Я сижу рядом с бабушкой на земле, воздух еще прохладный, но лучи солнца уже нагревают спину. Гора готовых лепешек, которые бабушка складывала одну на другую, выросла до ее колен, тогда мы почистили деревянный круг и скалку, вымыли таз и ушли в дом. Бабушка несла лепешки, завернутые в полотенца.

Потом она слила в большой глиняный кувшин с двумя ручками по бокам молоко, которое коровы дали утром. Молоко нельзя было оставлять до вечера, оно бы скисло. Бабушка заткнула горлышко кувшина пробкой, и мы качали его из стороны в сторону, сидя, поджав ноги, на циновках напротив друг друга. Бабушка наклоняла кувшин ко мне, а я – к ней: туда-сюда, туда-сюда. Я не любила сбивать масло – скучно только сидеть и качать кувшин. Через три часа, когда моя рука уже занемела, бабушка вытащила пробку и собрала с поверхности сбитого молока желтое масло. Получился комок размером с голову ягненка. Бабушка разлила пахтанье по тарелкам, и мы позавтракали, окуная в него куски лепешки. Бабушка от старости потеряла много зубов, ей было уже больше сорока лет. Замуж она вышла в четырнадцать. Когда мне было шесть, моей маме уже исполнилось двадцать пять, и бабушка говорила, что такую старую женщину никто не возьмет замуж во второй раз.

– Ты, наверное, жалеешь, что я не овдовела раньше? – однажды спросила ее мама.

– Астагфирулла! – бабушка замахала на нее руками.

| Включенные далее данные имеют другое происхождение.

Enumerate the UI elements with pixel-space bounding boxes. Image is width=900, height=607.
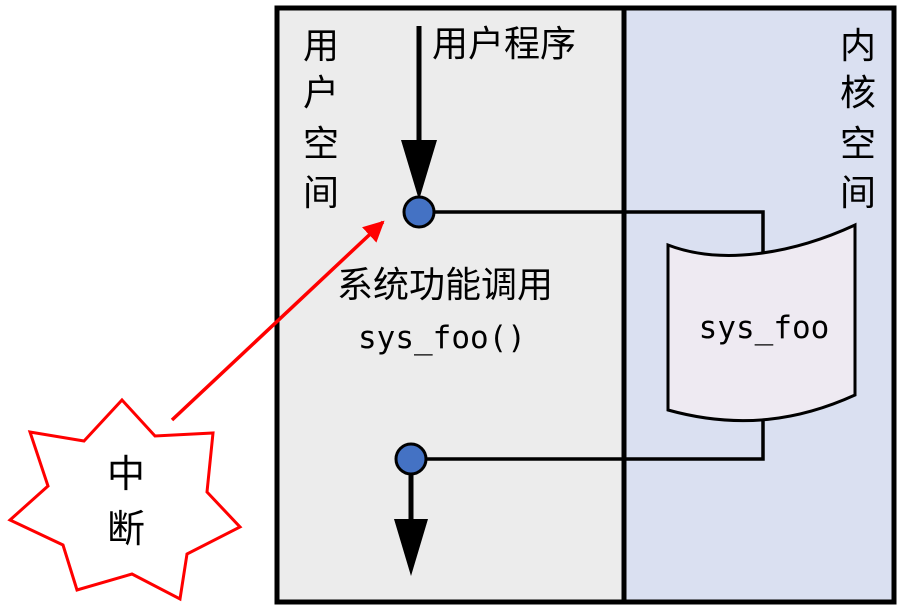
- interrupt-starburst: [7, 397, 243, 602]
- syscall-label: 系统功能调用: [337, 265, 553, 306]
- user-program-label: 用户程序: [432, 24, 576, 65]
- kernel-space-char: 间: [840, 173, 876, 214]
- interrupt-char: 断: [107, 507, 145, 551]
- diagram-canvas: 用 户 空 间 内 核 空 间 用户程序 sys_foo 系统功能调用 sys_…: [0, 0, 900, 607]
- syscall-entry-node: [402, 195, 436, 229]
- kernel-function-label: sys_foo: [699, 310, 830, 346]
- kernel-space-char: 核: [840, 73, 876, 114]
- user-space-char: 空: [303, 124, 339, 165]
- syscall-func-label: sys_foo(): [358, 320, 526, 356]
- syscall-diagram: 用 户 空 间 内 核 空 间 用户程序 sys_foo 系统功能调用 sys_…: [7, 5, 897, 605]
- user-space-char: 户: [303, 73, 339, 114]
- kernel-space-char: 内: [840, 26, 876, 67]
- user-space-char: 用: [303, 26, 339, 67]
- interrupt-char: 中: [107, 452, 145, 496]
- syscall-return-node: [394, 442, 428, 476]
- kernel-space-char: 空: [840, 124, 876, 165]
- user-space-char: 间: [303, 173, 339, 214]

Она накрошила лепешку в пахтанье, чтобы размокла. Намазала мой кусок маслом. Я не любила сельское масло, от него пахло коровой. В городе мы с мамой покупали масло в бумажной упаковке, оно было вкусным. После мы пили чай вприкуску. Железными щипцами бабушка расколола кусок сахара на несколько частей, мне отдала две. Я положила один кусочек в рот и медленно его рассасывала, запивая мелкими глотками чая. Он весь растворился, когда мой стакан еще был наполовину полон. Бабушка говорила, что сахар надо экономить, поэтому один стакан надо пить только с одним кусочком. Когда мы жили в городе, отец покупал мне карамель и батончики. Батончики я любила больше всего. Наверное, год я училась сохранять на языке сахар до последнего глотка. Однажды бабушка принесла на спине из магазина целый мешок кускового сахара, но я не могла его отыскать – она всегда прятала сахар от меня.

* * *

Моя жизнь до сегодняшнего момента состоит из трех частей. Детство – пока мы жили с мамой, потом – пока мамин брат Хаджи-Мурад не вернулся из армии и не женился на тете Надире, и вот, наконец, та часть, которая началась несколько месяцев назад и длится до сих пор. Я напоминаю себе канатоходца, который без страховки прошел по канату две части пути и не знает – сорвется он в конце или нет.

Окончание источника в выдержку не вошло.